Monday, August 16, 2010

Weeds and other pesky surprises

Most folks look upon weeds as a 'bad' thing. Gotta get 'em out of the garden, yard, etc. Even if it means using toxic chemicals. HUH? Do you realize that lots of what we consider 'weeds' are not only useful, many have medicinal properties that have been used for eons. So how come we're always tryin' to kill them? 

Maybe it's because we consider them unsightly. Or maybe we just don't know their value. Or..maybe we have a penchant toward 'pristine' lawns? I don't know about you, but in my world weeds are a given. When you live in rural America, there are gonna be weeds. No getting around it. So I thought it might be fun to find out what weeds can be of use to me and how to get the most benefit. Here are a few things I found:

Dandelions: Probably one of the most common in most every yard. My mom used to pick them and put them in salads or mix them in with scrambled eggs (one of my Dad's favorites). Yep. Dandelions are edible (both the leaves AND the flowers!) and even DELICIOUS if you pick them when they're small. They're also great companion plants to various grains and tomatoes. They attract honeybees (always a good thing!) and are used as a diuretic in herbal medicine. Oh...and Dandelion tea is terrific for congestion. No kidding.

Clover: It's actually a member of the legume family. Great companion plant to a host of veggies like cabbage, broccoli, cauliflower, corn, cucumber, squash, melons and gourds. Also fertilizes the soil, and provides a humid micro-climate that benefits lots of plants by stabilizing their moisture. Who knew?

There are lots of others including Bashful Mimosa, Cocklebur, Crow Garlic, Goldenrod, Horse Nettle, Milkweed, Nasturtium, Nettle, Queen Anne's Lace (yep. it's a weed!), and Wild Mustard. I'm sure there are tons more..but you get the idea. WEEDS ARE NOT 'BAD' THINGS!

There's a reason why I'm writing about weeds today, and it isn't just to give you a gardening lesson. It's got everything to do with something I read a few days ago; and it's had me thinking ever since (uh-oh). About how some people are like weeds. You know the ones: they show up uninvited, mess up the whole pretty picture, suck the life outta your garden and no matter how many times you pull 'em out, they just keep showing up again. So what do you do about it? What can you do, short of drowning them in poison, and still keep your garden healthy?

Maybe, like the weeds just mentioned, you can find their hidden value. Maybe, instead of fighting with 'em, you can find a way to integrate them into your garden as useful remedies. Maybe, just maybe, once you stop resisting their annoying presence you will see just how beneficial they are. Like thorns on a rose. There for a reason. There for you to grow. There for you to see what you might otherwise miss about yourself or your own annoying habits.
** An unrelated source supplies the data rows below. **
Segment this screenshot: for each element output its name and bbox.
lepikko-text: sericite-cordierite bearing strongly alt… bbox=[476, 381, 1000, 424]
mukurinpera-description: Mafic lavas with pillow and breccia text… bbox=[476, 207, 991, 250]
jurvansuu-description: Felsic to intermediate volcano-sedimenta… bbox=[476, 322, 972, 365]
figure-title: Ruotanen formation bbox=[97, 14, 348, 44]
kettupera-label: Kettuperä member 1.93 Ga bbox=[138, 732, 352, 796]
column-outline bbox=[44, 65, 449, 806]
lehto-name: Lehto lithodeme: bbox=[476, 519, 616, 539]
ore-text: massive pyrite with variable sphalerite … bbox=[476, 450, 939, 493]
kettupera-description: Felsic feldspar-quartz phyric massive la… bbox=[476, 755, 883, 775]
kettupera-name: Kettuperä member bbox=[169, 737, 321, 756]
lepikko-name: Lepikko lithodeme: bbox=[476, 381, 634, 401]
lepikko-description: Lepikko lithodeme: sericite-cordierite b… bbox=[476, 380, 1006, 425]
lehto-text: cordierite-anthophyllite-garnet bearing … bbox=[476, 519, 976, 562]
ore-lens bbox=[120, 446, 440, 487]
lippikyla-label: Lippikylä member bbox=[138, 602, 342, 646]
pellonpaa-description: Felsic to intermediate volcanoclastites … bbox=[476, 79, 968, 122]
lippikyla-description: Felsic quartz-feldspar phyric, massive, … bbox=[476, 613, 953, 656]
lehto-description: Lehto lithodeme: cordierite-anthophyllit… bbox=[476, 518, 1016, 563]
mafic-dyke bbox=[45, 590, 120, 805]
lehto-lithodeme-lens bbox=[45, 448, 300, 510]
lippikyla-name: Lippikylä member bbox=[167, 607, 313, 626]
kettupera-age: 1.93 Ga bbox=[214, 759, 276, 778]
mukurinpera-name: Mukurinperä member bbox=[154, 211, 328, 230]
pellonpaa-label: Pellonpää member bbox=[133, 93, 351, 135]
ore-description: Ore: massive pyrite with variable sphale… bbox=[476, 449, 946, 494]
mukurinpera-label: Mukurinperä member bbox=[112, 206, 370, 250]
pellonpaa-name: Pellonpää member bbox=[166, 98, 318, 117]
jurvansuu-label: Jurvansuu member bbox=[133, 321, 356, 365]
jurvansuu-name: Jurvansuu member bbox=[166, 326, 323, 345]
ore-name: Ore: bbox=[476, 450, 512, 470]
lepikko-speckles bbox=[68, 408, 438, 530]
Things you want to cultivate. More patience. More compassion. More YOU. Often times it is our immutable belief(s) that keep us from growing our best garden. Those 'weeds' can push us past our rigid perspectives into a more flexible sway. Know what I mean?

Well, maybe it's a stretch. Or maybe there's something here that you hadn't thought about before. Hope so. What I know right now is that there is value in most everything. Even the weeds in our lives. I'm gonna start picking more and using them to nourish myself. Enough with the fighting already. Push comes to shove, I'll just let those weeds fade on their own. It's bound to happen...eventually. 

Now...for some Dandelion Soup.


Joyce said...

I like your take on weeds. We have lots in our yard, some that we purposely transplanted here; Queen Ann's Lace, Spanish Needle, even Purple Coneflower, though it's kinda been taken out of the 'weed' category. :)
We do have one I'd love to either find a use for, or an effective way to eliminate it. Creeping Charlie. If we could find a use for it, I could be really wealthy. :)

Connie Baum said...

I have weeds...people who sap my energy, push my hot buttons, bring out the worst in me. It would not be prudent to spray them with the stuff The Normanator uses on his garden's slugs, so I shall make every effort to see what the lesson might be that they offer me.

There are garden varieties of lovely blooms in my life, too. For example, one of my most favorite authors (Are you blushing, Camille?) and others who sit in my circle and decorate my life with loveliness and the perfume of love.